Daily Mass, if possible, and frequent confession. I do mean frequent; some bloggers need it. I know I do. Bloggers, who are teachers of the faith, who evangelize a pagan and secular culture ignorant of and hostile to it (a culture for whom Christianity is, at best, an exotic and alien curiosity), need the grace of the sacraments to strengthen their mind and purify their heart and learn charity. We are called to saltness and holiness. Confession and the Eucharist and a lot of prayer are key.

  • Catholic bloggers must be learners and always strive for new knowledge.

This means, also, practicing the virtue of humility and being correctible when wrong. You are not infallible. Too many blogs missed the chance to call themselves Knowing All Things; Being Wiser Than the Rest; Heretics Among Us; Why the Church Must Change or Die; The Smoke of Satan Exposed!; Blogganasius Contra Ecclesiam; Rebuking Peter With Paul; and so on.
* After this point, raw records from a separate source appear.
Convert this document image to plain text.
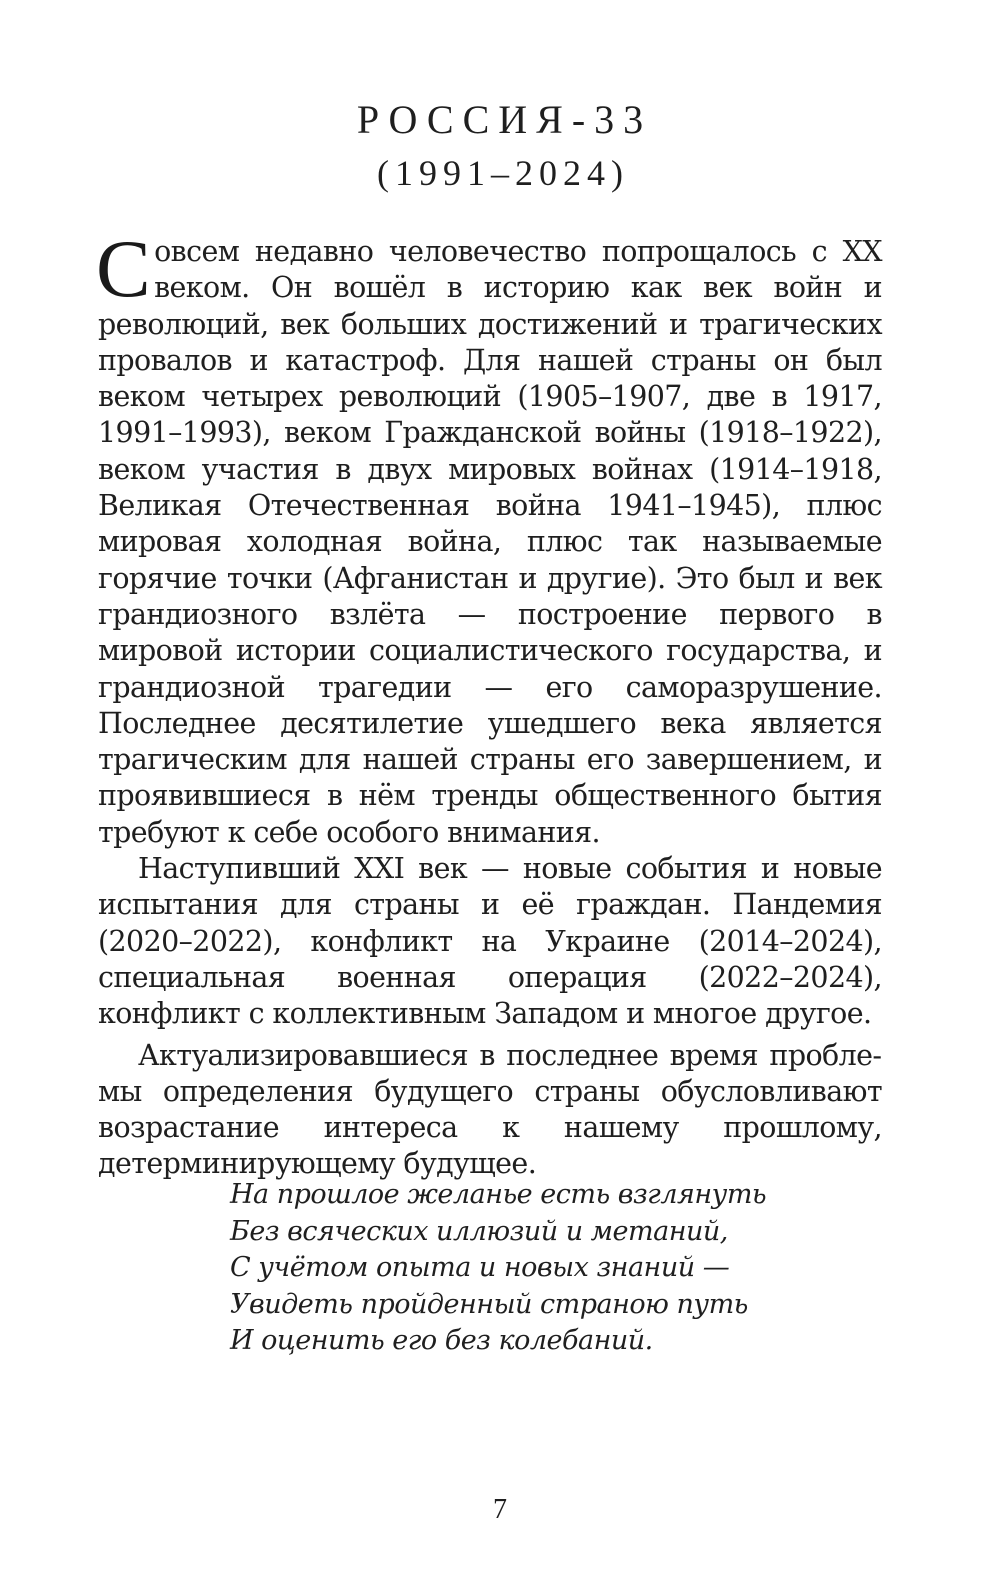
РОССИЯ-33
(1991–2024)

Совсем недавно человечество попрощалось с XX веком. Он вошёл в историю как век войн и революций, век больших достижений и трагических провалов и катастроф. Для нашей страны он был веком четырех революций (1905–1907, две в 1917, 1991–1993), веком Гражданской войны (1918–1922), веком участия в двух мировых войнах (1914–1918, Великая Отечественная война 1941–1945), плюс мировая холодная война, плюс так называемые горячие точки (Афганистан и другие). Это был и век грандиозного взлёта — построение первого в мировой истории социалистического государства, и грандиозной трагедии — его саморазрушение. Последнее десятилетие ушедшего века является трагическим для нашей страны его завершением, и проявившиеся в нём тренды общественного бытия требуют к себе особого внимания.

Наступивший XXI век — новые события и новые испытания для страны и её граждан. Пандемия (2020–2022), конфликт на Украине (2014–2024), специальная военная операция (2022–2024), конфликт с коллективным Западом и многое другое.

Актуализировавшиеся в последнее время проблемы определения будущего страны обусловливают возрастание интереса к нашему прошлому, детерминирующему будущее.

На прошлое желанье есть взглянуть
Без всяческих иллюзий и метаний,
С учётом опыта и новых знаний —
Увидеть пройденный страною путь
И оценить его без колебаний.
7
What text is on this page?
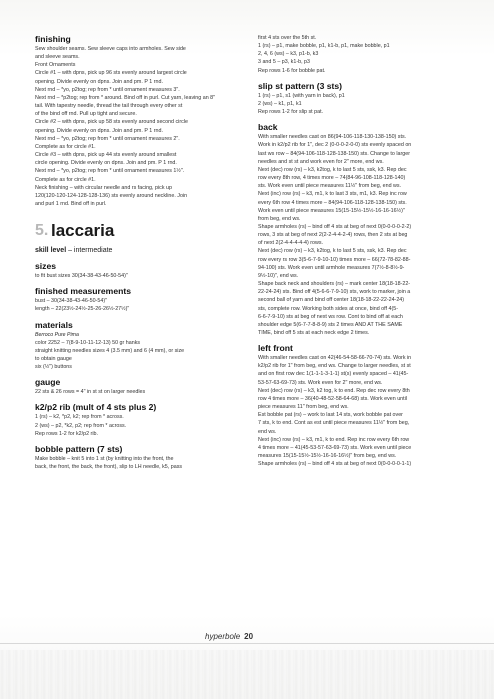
finishing
Sew shoulder seams. Sew sleeve caps into armholes. Sew side
and sleeve seams.
Front Ornaments
Circle #1 – with dpns, pick up 96 sts evenly around largest circle
opening. Divide evenly on dpns. Join and pm. P 1 rnd.
Next rnd – *yo, p2tog; rep from * until ornament measures 3".
Next rnd – *p2tog; rep from * around. Bind off in purl. Cut yarn, leaving an 8"
tail. With tapestry needle, thread the tail through every other st
of the bind off rnd. Pull up tight and secure.
Circle #2 – with dpns, pick up 58 sts evenly around second circle
opening. Divide evenly on dpns. Join and pm. P 1 rnd.
Next rnd – *yo, p2tog; rep from * until ornament measures 2".
Complete as for circle #1.
Circle #3 – with dpns, pick up 44 sts evenly around smallest
circle opening. Divide evenly on dpns. Join and pm. P 1 rnd.
Next rnd – *yo, p2tog; rep from * until ornament measures 1½".
Complete as for circle #1.
Neck finishing – with circular needle and rs facing, pick up
120(120-120-124-128-128-136) sts evenly around neckline. Join
and purl 1 rnd. Bind off in purl.
5. laccaria
skill level – intermediate
sizes
to fit bust sizes 30(34-38-43-46-50-54)"
finished measurements
bust – 30(34-38-43-46-50-54)"
length – 22(23½-24½-25-26-26½-27½)"
materials
Berroco Pure Pima
color 2252 – 7(8-9-10-11-12-13) 50 gr hanks
straight knitting needles sizes 4 (3.5 mm) and 6 (4 mm), or size
to obtain gauge
six (½") buttons
gauge
22 sts & 26 rows = 4" in st st on larger needles
k2/p2 rib (mult of 4 sts plus 2)
1 (rs) – k2, *p2, k2; rep from * across.
2 (ws) – p2, *k2, p2; rep from * across.
Rep rows 1-2 for k2/p2 rib.
bobble pattern (7 sts)
Make bobble – knit 5 into 1 st (by knitting into the front, the
back, the front, the back, the front), slip to LH needle, k5, pass
first 4 sts over the 5th st.
1 (rs) – p1, make bobble, p1, k1-b, p1, make bobble, p1
2, 4, 6 (ws) – k3, p1-b, k3
3 and 5 – p3, k1-b, p3
Rep rows 1-6 for bobble pat.
slip st pattern (3 sts)
1 (rs) – p1, s1 (with yarn in back), p1
2 (ws) – k1, p1, k1
Rep rows 1-2 for slip st pat.
back
With smaller needles cast on 86(94-106-118-130-138-150) sts.
Work in k2/p2 rib for 1", dec 2 (0-0-0-2-0-0) sts evenly spaced on
last ws row – 84(94-106-118-128-138-150) sts. Change to larger
needles and st st and work even for 2" more, end ws.
Next (dec) row (rs) – k3, k2tog, k to last 5 sts, ssk, k3. Rep dec
row every 8th row, 4 times more – 74(84-96-108-118-128-140)
sts. Work even until piece measures 11½" from beg, end ws.
Next (inc) row (rs) – k3, m1, k to last 3 sts, m1, k3. Rep inc row
every 6th row 4 times more – 84(94-106-118-128-138-150) sts.
Work even until piece measures 15(15-15½-15½-16-16-16½)"
from beg, end ws.
Shape armholes (rs) – bind off 4 sts at beg of next 0(0-0-0-0-2-2)
rows, 3 sts at beg of next 2(2-2-4-4-2-4) rows, then 2 sts at beg
of next 2(2-4-4-4-4-4) rows.
Next (dec) row (rs) – k3, k2tog, k to last 5 sts, ssk, k3. Rep dec
row every rs row 3(5-6-7-9-10-10) times more – 66(72-78-82-88-
94-100) sts. Work even until armhole measures 7(7½-8-8½-9-
9½-10)", end ws.
Shape back neck and shoulders (rs) – mark center 18(18-18-22-
22-24-24) sts. Bind off 4(5-6-6-7-9-10) sts, work to marker, join a
second ball of yarn and bind off center 18(18-18-22-22-24-24)
sts, complete row. Working both sides at once, bind off 4(5-
6-6-7-9-10) sts at beg of next ws row. Cont to bind off at each
shoulder edge 5(6-7-7-8-8-9) sts 2 times AND AT THE SAME
TIME, bind off 5 sts at each neck edge 2 times.
left front
With smaller needles cast on 42(46-54-58-66-70-74) sts. Work in
k2/p2 rib for 1" from beg, end ws. Change to larger needles, st st
and on first row dec 1(1-1-1-3-1-1) st(s) evenly spaced – 41(45-
53-57-63-69-73) sts. Work even for 2" more, end ws.
Next (dec) row (rs) – k3, k2 tog, k to end. Rep dec row every 8th
row 4 times more – 36(40-48-52-58-64-68) sts. Work even until
piece measures 11" from beg, end ws.
Est bobble pat (rs) – work to last 14 sts, work bobble pat over
7 sts, k to end. Cont as est until piece measures 11½" from beg,
end ws.
Next (inc) row (rs) – k3, m1, k to end. Rep inc row every 6th row
4 times more – 41(45-53-57-63-69-73) sts. Work even until piece
measures 15(15-15½-15½-16-16-16½)" from beg, end ws.
Shape armholes (rs) – bind off 4 sts at beg of next 0(0-0-0-0-1-1)
hyperbole 20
It does not fall to you to sit in judgment on the Church of Nice, or the Church of Mean, or the Church of Whatever Adjective You Hate. It does not fall to you to lead masses into your cultish angst or paranoia and say to the stomach or the head, “I have no need of you.”

The role of a Catholic blogger is one thing and one thing only: to evangelize the culture. Different bloggers will do that in different ways. This commission comes from Christ (Mark 16:15) and the Church (see here and here). But it must be carried out in submission to Christ and the Church, without replacing them. Blogs are not the pillar and ground of truth; the Church is.

A last caveat here. I have been blogging about the Church for three years now, and in my experience most Catholic bloggers are very good at the above and very good not to confuse themselves with the Magisterium. And they can admit when they are wrong. But there are those, at either fringe, who acquire a very large following, act badly, and give the lot of us a bad name. That is why these frequent reminders need to be given, so each of us can examine our own conscience on how we blog.